The Struggle to be One

February 3, 2015

The letters Aleph and Bet are fighting.

 

The Midrash explains that when God created the world He created it with the words "Breishit Bara Elokim," which begin with the letter "Bet." The letter Aleph complained to God and asked, "Why did you create the world with a Bet and not an Aleph?" And Hashem responded to the letter Aleph, "Don't worry, you will have your time. When I give the Torah to the Jewish people, the ten commandments will begin with the letter 'Aleph.'"  And they did. "Anochi Hashem," the first commandment, begins with an Aleph.

 

What is the deeper lesson here? Is this about a struggle for publicity by the letters? Really, their struggle reflects an existential question in the world: Is there duality or unity? The Aleph, the first letter, represents oneness and unity. The Aleph is "asking" God: Why would you create the world with a Bet? The numerical value of Bet is 2, which represents duality. Why would you create a world with such inner conflict: light and darkness, good and evil, war and peace, body and soul?

 

To this God responds: You are wrong.

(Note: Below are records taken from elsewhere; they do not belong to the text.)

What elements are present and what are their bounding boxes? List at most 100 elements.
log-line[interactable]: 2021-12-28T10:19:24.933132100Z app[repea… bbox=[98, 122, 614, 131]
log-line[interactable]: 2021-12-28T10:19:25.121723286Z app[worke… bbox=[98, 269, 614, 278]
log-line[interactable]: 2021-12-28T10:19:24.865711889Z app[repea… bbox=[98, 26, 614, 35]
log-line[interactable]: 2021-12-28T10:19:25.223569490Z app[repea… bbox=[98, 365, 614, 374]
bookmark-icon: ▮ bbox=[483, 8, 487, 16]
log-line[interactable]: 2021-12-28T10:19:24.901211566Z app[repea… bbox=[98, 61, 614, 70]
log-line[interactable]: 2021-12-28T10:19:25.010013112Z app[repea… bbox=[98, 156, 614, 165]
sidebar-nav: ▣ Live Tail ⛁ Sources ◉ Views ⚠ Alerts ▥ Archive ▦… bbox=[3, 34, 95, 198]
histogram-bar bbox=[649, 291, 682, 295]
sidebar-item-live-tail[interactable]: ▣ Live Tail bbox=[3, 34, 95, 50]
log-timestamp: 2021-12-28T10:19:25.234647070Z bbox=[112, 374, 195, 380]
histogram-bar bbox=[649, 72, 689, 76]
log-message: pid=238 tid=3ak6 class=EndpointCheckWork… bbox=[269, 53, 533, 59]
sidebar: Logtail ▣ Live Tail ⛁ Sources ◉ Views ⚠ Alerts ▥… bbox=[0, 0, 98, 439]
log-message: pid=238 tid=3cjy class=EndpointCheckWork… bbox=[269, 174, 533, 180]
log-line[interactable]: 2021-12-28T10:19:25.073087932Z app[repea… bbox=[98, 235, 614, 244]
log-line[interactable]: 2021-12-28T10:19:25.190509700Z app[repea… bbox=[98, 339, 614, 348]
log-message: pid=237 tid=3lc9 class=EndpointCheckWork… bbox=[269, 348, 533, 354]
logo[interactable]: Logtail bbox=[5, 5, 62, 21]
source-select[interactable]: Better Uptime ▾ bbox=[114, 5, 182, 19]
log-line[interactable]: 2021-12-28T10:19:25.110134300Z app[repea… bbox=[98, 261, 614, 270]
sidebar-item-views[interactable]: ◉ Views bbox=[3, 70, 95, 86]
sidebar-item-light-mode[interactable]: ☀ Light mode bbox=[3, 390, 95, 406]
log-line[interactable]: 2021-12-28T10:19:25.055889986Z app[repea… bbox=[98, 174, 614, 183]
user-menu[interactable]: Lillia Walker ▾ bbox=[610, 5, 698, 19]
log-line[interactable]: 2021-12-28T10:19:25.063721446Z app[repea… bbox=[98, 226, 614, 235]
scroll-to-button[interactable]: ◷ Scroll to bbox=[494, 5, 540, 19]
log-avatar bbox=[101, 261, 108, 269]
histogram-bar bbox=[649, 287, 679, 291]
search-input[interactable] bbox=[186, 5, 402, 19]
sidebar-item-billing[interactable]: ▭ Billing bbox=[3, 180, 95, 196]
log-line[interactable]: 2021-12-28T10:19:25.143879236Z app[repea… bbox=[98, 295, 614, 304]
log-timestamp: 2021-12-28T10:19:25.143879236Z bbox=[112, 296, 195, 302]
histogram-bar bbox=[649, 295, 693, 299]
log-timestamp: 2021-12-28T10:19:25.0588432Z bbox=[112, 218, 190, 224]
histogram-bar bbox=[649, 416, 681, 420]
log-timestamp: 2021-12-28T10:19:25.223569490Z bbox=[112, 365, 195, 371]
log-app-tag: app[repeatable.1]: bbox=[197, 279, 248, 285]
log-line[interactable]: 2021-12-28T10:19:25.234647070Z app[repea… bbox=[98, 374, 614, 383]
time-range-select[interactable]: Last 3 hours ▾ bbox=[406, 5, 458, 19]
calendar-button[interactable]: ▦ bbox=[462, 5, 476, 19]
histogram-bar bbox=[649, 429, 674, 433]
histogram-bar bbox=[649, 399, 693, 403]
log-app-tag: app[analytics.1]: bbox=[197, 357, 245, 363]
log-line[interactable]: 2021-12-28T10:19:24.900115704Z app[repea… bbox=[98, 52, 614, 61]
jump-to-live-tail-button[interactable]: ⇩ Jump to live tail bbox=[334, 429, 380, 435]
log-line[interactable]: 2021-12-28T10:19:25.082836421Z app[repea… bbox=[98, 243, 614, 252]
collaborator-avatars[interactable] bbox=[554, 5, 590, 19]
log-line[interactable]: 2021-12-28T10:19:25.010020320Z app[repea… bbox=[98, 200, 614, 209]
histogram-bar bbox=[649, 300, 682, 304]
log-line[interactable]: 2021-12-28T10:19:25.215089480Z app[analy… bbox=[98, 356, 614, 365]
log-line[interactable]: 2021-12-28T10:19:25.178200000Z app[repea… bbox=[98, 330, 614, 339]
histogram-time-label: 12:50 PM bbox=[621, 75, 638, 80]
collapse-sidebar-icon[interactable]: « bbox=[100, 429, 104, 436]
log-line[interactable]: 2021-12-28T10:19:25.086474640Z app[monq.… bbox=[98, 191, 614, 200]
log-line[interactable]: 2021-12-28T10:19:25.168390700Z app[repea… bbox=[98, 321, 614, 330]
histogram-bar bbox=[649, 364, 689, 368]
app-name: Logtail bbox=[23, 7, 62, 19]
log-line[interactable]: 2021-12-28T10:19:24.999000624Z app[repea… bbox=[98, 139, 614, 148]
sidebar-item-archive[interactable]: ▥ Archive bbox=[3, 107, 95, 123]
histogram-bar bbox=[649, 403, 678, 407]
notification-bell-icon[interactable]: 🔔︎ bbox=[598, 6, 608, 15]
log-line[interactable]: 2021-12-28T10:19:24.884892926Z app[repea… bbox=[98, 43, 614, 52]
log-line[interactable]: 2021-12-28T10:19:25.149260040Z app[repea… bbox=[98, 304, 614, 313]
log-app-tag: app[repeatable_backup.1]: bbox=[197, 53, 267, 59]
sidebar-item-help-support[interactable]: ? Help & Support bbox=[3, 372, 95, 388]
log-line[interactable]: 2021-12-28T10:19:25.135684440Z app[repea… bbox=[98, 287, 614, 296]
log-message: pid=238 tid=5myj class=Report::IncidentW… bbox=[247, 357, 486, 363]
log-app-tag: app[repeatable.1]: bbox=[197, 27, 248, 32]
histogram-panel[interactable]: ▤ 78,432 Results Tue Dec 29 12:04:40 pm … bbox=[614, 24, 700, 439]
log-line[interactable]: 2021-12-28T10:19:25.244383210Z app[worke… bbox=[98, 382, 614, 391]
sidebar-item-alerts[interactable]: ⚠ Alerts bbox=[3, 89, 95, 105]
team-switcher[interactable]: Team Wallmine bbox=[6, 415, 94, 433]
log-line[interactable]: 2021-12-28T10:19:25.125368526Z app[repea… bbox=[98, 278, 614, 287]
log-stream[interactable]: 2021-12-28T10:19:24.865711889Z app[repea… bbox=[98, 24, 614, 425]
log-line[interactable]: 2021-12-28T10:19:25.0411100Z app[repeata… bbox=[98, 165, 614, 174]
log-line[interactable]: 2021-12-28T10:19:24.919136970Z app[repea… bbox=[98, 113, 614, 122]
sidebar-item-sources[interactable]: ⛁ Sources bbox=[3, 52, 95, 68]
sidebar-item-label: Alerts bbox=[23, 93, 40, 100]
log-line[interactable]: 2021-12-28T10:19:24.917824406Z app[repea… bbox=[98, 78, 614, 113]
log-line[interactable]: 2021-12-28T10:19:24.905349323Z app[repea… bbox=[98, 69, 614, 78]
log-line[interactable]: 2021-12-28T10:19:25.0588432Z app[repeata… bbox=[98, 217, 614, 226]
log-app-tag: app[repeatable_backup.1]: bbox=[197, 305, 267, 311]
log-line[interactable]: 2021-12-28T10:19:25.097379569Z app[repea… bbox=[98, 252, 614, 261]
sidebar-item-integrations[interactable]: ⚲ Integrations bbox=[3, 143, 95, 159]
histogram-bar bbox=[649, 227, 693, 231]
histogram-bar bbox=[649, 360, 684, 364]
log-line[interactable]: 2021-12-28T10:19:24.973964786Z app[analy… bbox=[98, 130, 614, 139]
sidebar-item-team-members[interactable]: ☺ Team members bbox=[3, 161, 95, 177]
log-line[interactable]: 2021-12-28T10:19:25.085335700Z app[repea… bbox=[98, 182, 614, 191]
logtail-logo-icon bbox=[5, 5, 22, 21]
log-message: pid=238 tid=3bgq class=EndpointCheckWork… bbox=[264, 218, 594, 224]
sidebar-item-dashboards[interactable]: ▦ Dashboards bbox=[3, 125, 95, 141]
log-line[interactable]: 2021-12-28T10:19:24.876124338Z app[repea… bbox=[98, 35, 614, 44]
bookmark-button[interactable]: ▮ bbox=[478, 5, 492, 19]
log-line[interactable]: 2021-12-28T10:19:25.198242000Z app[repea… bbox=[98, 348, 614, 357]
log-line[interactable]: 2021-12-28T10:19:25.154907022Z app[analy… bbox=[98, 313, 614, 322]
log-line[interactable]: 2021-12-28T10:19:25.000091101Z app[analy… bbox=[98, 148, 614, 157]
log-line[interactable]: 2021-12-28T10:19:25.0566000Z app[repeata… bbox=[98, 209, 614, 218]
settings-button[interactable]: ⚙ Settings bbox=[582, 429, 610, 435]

When I show the Torah to the world everyone will see that there doesn't have to be conflict. The world may seem to have a duality so its creation begins with a Bet, but the Torah can unite them together: there can be harmony between body and soul, light and darkness. The ten commandments, as a model of the Torah, therefore, begin with an Aleph. 

 

A great Torah sage, Rebbe Yosef, once remarked: If not for the Torah "Kama Yosef eeka Bashuk" I would be like any other "Joe" in the street. There would nothing that distinguishes me as unique or special without the Torah. One of the Rabbis comments that it can be interpreted as: If not for the Torah, "How many Joes would I be?" That is, I would be experiencing such internal struggle and I would be so many different kinds of people that I would feel conflicted. I would be one kind of person at work, another one at home, and yet another at play. The Torah creates a sense of oneness, so people don't have to experience this conflict, and can bring all of the different parts of a life and align them together. This is the power of the Aleph, and the Torah.

 

In life, sometime we have to struggle with who we are. Ultimately, we are one person with different jobs and roles that come together in one unified purpose. The Torah expresses that all of the parts of the world and an individual person can come together in harmony.